この記事の概要
The AGA Guidelines of the Japanese Dermatological Association rate treatment recommendations for the treatment of AGA (male pattern baldness) on a 5-point scale. The recommended treatments include oral finasteride and dutasteride and topical minoxidil. These have been shown to be effective in the treatment of AGA and are rated at Recommendation Level A (strongly recommended). The guidelines also evaluate hair transplants and other treatment modalities.
A patient’s condition
In general, testosterone promotes bone and muscle development and thickens hair such as beard and chest hair. However, in the frontal and parietal regions of the head, testosterone-sensitive follicles induce a softening of the hair shaft. Testosterone transported to papilla cells in the beard, frontal and parietal areas is converted to more active dihydrotestosterone (DHT) by the action of type II 5α-reductase and binds to the receptors. The DHT-bound testosterone receptors induce cell growth factors and other factors in the beard, which prolongs the growth period. On the other hand, in androgen-sensitive hair follicles in the frontal and parietal areas, DHT-bound testosterone receptors induce TGF-β and DKK1, which suppress the proliferation of hair matrix cells and shorten the growth period14) .
Diagnosis
The diagnosis of male pattern baldness is made by interviewing the patient’s family history and history of hair loss, and by visual examination, which reveals a receding forehead hairline and thinning and shortening of the hair on the frontal and parietal areas.The use of a magnifying glass or dermoscopy can also assist in the diagnosis. In Japan, male pattern baldness is classified according to Ogata’s classification9) and Norwood’s classification in Europe and the United States.4) In Japan, the Norwood’s classification plus Takashima’s classification of vertex II with thinning at the top of the head is widely used8) .Although the Ludwig classification is known as a classification for female pattern baldness, diagnostic criteria that take into account earlier diagnosis and differential diagnosis have been proposed15) 16) . The diagnosis of male pattern baldness is relatively easy; however, there are several types of alopecia areata, a subtype of alopecia areata in which hair falls out slowly and the entire head is sparse, and female pattern baldness, including chronic telogenetic alopecia, hair loss associated with systemic diseases such as collagen disease and chronic thyroiditis, anemia, rapid weight loss, and other wasting diseases, as well as hair loss due to treatment with hormone replacement therapy or drugs that are excluded from treatment.

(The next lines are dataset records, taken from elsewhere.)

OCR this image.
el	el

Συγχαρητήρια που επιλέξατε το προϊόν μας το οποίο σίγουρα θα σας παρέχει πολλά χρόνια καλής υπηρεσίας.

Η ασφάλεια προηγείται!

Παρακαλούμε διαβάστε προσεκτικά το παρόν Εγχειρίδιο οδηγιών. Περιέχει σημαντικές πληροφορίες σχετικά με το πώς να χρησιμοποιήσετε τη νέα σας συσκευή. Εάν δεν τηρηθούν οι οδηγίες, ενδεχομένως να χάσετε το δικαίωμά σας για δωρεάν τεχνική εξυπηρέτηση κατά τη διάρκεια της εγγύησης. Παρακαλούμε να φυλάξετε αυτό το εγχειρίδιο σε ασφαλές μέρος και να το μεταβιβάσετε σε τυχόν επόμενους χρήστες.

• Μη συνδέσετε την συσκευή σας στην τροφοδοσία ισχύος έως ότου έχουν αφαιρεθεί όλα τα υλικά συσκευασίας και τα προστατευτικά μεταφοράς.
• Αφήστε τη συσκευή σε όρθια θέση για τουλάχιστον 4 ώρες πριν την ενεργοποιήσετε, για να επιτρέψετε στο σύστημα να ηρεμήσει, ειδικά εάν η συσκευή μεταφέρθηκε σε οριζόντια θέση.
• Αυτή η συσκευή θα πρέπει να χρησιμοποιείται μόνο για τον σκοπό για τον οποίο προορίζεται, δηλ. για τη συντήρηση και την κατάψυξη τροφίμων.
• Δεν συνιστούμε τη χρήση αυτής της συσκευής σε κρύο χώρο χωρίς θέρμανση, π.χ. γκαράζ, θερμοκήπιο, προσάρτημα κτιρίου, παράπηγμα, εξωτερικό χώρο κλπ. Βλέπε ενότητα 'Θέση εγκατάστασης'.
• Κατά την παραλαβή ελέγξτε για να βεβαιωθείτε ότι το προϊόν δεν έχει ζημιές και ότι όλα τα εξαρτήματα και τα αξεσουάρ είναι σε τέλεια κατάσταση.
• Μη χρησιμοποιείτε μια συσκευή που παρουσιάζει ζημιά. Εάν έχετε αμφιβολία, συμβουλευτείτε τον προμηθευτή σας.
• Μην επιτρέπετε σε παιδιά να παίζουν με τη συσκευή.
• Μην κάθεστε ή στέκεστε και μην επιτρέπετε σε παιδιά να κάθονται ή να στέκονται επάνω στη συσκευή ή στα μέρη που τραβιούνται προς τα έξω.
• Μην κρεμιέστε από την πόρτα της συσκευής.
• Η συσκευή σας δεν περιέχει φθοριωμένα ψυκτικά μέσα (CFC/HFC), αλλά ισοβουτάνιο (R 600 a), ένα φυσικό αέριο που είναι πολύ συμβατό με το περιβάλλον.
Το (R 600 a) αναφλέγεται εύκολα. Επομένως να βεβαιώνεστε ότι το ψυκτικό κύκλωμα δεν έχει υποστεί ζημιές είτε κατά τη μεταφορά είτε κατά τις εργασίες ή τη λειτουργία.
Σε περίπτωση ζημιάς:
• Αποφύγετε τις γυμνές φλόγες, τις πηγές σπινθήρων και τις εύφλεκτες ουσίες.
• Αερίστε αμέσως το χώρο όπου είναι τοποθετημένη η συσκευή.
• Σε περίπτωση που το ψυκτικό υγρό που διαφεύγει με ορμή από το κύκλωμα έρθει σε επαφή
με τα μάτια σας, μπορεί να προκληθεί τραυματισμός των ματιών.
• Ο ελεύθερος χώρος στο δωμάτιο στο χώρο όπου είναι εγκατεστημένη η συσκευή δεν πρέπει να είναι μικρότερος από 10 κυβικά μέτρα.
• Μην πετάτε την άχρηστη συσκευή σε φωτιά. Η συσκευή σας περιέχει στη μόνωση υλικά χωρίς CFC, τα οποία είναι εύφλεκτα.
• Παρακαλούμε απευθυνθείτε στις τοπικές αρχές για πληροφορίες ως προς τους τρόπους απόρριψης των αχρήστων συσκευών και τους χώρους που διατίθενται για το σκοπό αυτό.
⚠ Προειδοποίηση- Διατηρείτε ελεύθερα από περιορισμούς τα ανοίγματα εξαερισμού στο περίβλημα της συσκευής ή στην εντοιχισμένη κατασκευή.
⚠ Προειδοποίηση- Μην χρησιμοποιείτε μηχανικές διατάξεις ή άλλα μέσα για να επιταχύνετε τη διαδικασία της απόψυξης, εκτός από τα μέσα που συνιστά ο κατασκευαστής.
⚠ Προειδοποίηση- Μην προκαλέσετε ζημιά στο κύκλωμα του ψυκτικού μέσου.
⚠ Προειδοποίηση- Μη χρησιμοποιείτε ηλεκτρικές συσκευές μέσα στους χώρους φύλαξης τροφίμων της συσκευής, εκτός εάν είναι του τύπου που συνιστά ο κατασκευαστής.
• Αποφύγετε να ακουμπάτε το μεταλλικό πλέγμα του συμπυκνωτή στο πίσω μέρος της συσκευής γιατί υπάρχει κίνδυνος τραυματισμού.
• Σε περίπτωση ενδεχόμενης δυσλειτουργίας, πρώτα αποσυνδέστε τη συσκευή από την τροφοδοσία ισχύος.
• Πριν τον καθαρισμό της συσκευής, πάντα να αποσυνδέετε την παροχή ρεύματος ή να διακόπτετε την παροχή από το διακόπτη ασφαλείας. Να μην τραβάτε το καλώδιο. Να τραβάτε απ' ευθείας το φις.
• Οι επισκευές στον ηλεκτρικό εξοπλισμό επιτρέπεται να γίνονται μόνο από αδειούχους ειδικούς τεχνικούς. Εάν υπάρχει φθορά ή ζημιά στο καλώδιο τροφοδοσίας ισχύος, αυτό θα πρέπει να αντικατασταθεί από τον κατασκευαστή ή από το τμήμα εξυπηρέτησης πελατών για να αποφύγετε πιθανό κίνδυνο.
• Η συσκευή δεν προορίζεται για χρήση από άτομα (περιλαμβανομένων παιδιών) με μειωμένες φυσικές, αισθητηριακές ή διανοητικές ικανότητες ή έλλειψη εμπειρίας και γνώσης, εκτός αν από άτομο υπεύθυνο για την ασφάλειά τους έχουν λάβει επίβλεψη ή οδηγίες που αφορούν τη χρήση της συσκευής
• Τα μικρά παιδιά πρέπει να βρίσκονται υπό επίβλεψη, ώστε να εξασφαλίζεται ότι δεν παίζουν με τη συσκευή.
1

Hormone replacement therapy and drug-induced alopecia should be ruled out.
Medical treatment
The treatment of androgenetic alopecia in Japan is examined in the following Clinical Question (CQ) (see Table 1).As references, procedures and guidelines for the treatment of androgenetic alopecia published overseas are listed2)3)5)6) .
参考文献
・https://www.dermatol.or.jp/uploads/uploads/files/AGA_GL2017.pdf
・皮膚悪性腫瘍診療ガイドライン作成委員会:皮膚悪性腫瘍診療ガイドライン,日皮会誌,2007; 117: 1855―1925.
・Shapiro J, Price VH: Hair regrowth: therapeutic agents, Dermatol Clin, 1998; 16: 341―356.
・坪井良治:男性型脱毛症,日皮会誌,2008; 118: 163―170.
・板見 智:日本人成人男性における毛髪(男性型脱毛)に関する意識調査,日本医事新報,2004; 4209: 27―29.